Italian Centers Show Gaps In Brain Tumor Seizure Care

What was studied

This study looked at how specialized Italian neuroscience and neuro-rehabilitation centers organize care for people with brain tumour-related epilepsy. Brain tumour-related epilepsy means seizures linked to a primary brain tumour or a brain metastasis. The researchers used a national survey across the Italian Network of Neuroscience and Neuro-rehabilitation Research Institutes.

Ten centers took part. The survey, done from April to June 2024 with follow-up validation in December 2025, asked about staffing, equipment, clinical pathways, and management strategies. The results describe what services were available and how care was organized at these centers.

What they found

All 10 centers reported using a multidisciplinary approach, meaning patients may be seen by more than one type of specialist. But there were clear differences between centers in team makeup, expertise, and resources. Most had core specialists available, but pediatric expertise was often lacking. MRI was widely available, while PET scans were less consistently available. Advanced neurophysiological monitoring and blood level testing for antiseizure medicines were not available everywhere.

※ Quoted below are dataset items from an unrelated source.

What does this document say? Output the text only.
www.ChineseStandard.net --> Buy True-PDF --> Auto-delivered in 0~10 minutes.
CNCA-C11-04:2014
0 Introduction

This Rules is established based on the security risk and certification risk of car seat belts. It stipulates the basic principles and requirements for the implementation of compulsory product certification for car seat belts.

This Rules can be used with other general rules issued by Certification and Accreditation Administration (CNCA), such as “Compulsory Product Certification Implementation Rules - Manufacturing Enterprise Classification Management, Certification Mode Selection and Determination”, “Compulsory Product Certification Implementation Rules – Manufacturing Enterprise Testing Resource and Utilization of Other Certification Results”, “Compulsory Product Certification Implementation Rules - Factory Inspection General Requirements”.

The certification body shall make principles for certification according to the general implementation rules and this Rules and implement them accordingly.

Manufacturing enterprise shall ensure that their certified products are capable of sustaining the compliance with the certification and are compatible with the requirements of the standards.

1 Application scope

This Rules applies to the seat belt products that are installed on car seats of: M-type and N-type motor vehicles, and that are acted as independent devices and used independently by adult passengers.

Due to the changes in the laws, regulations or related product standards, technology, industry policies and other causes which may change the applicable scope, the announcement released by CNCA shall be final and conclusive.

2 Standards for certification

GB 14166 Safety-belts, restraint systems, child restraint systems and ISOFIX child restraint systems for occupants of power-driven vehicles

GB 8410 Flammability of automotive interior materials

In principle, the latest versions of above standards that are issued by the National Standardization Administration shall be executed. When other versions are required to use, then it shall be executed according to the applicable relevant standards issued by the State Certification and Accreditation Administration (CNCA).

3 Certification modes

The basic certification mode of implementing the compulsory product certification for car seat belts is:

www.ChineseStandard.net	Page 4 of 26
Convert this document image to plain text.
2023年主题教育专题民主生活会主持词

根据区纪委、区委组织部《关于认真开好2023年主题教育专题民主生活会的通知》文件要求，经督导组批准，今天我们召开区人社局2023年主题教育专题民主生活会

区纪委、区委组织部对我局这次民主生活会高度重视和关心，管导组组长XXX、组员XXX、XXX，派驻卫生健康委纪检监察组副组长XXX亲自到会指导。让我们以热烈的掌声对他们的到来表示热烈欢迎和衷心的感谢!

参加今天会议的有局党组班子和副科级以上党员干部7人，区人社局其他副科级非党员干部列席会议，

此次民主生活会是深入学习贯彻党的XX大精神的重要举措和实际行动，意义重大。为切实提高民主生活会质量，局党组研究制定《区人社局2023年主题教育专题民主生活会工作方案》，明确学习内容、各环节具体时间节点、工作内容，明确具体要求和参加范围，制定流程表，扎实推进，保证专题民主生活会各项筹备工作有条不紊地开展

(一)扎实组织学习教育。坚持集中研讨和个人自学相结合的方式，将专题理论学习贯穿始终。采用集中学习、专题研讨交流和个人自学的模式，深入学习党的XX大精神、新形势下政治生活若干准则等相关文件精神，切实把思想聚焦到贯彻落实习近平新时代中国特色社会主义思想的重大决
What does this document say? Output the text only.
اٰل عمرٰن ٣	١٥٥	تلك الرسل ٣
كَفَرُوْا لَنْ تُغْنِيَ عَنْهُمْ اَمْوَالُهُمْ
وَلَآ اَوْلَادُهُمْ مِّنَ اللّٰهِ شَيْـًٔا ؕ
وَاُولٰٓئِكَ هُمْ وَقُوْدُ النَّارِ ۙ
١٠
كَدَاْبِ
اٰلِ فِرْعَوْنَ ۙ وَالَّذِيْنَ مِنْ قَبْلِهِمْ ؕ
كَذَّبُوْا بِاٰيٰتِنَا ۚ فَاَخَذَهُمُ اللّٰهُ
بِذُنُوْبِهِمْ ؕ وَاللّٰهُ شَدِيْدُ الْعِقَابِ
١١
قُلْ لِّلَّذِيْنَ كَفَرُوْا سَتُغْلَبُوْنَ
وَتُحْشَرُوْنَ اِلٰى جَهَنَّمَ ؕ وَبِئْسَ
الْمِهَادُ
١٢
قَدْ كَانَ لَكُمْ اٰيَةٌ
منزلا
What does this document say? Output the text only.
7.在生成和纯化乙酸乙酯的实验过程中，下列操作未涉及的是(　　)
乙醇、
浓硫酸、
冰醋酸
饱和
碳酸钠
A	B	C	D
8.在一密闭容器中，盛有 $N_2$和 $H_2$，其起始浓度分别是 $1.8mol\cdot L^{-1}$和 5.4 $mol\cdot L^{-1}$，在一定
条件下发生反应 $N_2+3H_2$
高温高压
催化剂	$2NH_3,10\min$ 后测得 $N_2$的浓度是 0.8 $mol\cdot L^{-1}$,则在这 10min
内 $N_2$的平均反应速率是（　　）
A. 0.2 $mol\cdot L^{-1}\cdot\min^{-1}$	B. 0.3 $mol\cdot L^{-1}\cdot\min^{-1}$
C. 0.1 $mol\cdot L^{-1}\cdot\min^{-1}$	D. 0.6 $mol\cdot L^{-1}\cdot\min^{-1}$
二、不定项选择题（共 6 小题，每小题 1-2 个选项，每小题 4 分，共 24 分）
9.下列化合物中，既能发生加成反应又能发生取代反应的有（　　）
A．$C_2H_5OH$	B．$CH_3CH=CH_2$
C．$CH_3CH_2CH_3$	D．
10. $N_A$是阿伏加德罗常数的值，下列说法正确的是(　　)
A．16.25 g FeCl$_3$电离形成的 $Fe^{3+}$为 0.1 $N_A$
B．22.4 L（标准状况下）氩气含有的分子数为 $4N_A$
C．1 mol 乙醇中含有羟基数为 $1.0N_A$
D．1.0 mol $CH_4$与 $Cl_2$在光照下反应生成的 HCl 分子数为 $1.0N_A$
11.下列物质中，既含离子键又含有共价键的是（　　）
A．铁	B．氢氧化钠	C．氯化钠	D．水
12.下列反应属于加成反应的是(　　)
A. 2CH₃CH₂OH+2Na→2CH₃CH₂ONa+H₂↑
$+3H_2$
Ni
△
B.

A major finding was that no center had a care pathway made specifically for brain tumour-related epilepsy, even though centers had pathways for brain tumours and for epilepsy separately. Neuropsychological assessment and checks for other health problems were not consistently integrated into care.

Limits of the evidence

This was a survey of only 10 centers in one Italian research network, so it may not reflect care in other hospitals or countries. The study describes services and organization, but it does not test which approach is linked to better seizure control, quality of life, or survival.

Because the data are descriptive and based on center reports, the study cannot show whether differences in resources are associated with differences in patient outcomes. The abstract also does not give details about patient ages, numbers of patients treated, or how often each service was actually used.

For families and caregivers

For families, this study suggests that care for brain tumour-related epilepsy can vary even across highly specialized centers. That may affect how easily patients can access certain specialists, testing, or supportive services.

The study also points to a gap: care is often split between brain tumour services and epilepsy services, without one dedicated pathway for this combined condition. This may support efforts to make care more coordinated, but the study does not show whether a standardized pathway improves outcomes.

What to watch next

Future studies could examine patient outcomes in relation to different models of care, including the introduction of dedicated clinical pathways for brain tumour-related epilepsy.

Terms in this summary

brain tumour-related epilepsy

Seizures linked to a primary brain tumour or cancer spread to the brain.

multidisciplinary approach

Care provided by a team of different health professionals working together.

clinical pathway

A planned, organized process for how patients are assessed, treated, and followed over time.

MRI

A scan that uses magnets to make detailed pictures of the brain.

PET

A scan that can provide information about tissue activity and may be used in brain tumour care.

neurophysiological monitoring

Tests that measure brain activity.

antiseizure medication level assessment

Blood testing to measure how much seizure medicine is in the body.

neuropsychological assessment

Testing of thinking, memory, attention, and other brain-related skills.